Following up on a TIME account yesterday, CBN’s David Brody has more deets on Tuesday’s Denver meeting among scores of Christian Right activists and their decision to coalesce behind John McCain despite their considerable doubts about him. Channeling meeting attendee/evangelical activists David Barton–who spearheaded evangelical pastor outreach for the Republican National Committee in 2004–Brody sees this is a major turning point for the Arizona senator:
David Barton, President of the conservative WallBuilders group was there too. I spoke with him about the meeting and he tells me roughly 75 of the 83 were on board for McCain at the end of the meeting.
“I would say it was a very very significant meeting. … I would say that the firepower assembled in that room represents a large portion of the conservative and the Evangelical constituency. I would say that the message was very clear that they will strongly support McCain.”
The meeting started out with an agreement by everyone in the room on the 10 core values they believe are crucial to the pro-family movement. After agreeing on the values, they then agreed that John McCain best represents those values….
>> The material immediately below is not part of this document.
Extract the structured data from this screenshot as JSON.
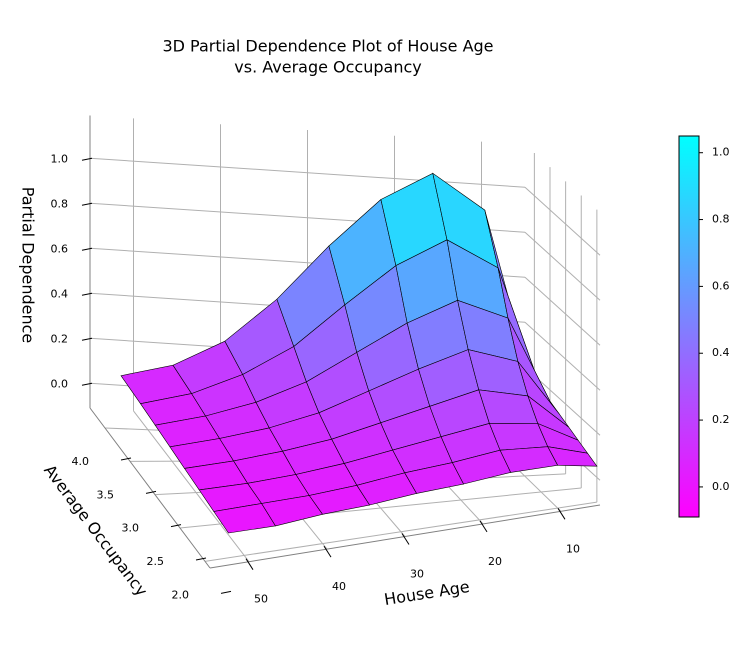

So why is there a more positive climate change (excuse the pun) when it comes to McCain now? Two reasons. First off, these pro-family groups believe Barack Obama is a threat to their pro-family values. But secondly, McCain has done a great job in private meetings with some conservative religious leaders of calming the fears they may have about him. Barton again:
“They went into those meetings very hostile I would say and they had some lengthy meetings and really hit McCain hard on some stuff and he answered them point blank in such a way that they came out just completely flipped over in the sense that, ‘Wow, the concerns that we had are not there.'”
So here’s the bottom line: We are seeing a shift now in Evangelical circles because there is a realization that while McCain might not be the “pure candidate,” he’s still the closest thing they have to representing their core values. They don’t want Barack Obama picking Supreme Court judges.
A major question now is whether this conservative activist class of the evangelical movement can spur the troops to action with a very pragmatic message: you may not love John McCain the way you did George W. Bush (or Ronald Reagan) but you have to work for him anyway. It’s also worth remembering that there are still some holdouts among influential evangelical conservatives, including Focus on the Family’s James Dobson, which could deny the Christian Right of the kind of all-out push necessary to get evangelicals to hold their noses and give McCain some shoe leather.
God-o-Meter has talked to an activist who attended the Denver meeting, is checking in with a few more, and will post its own take on these develpments shortly.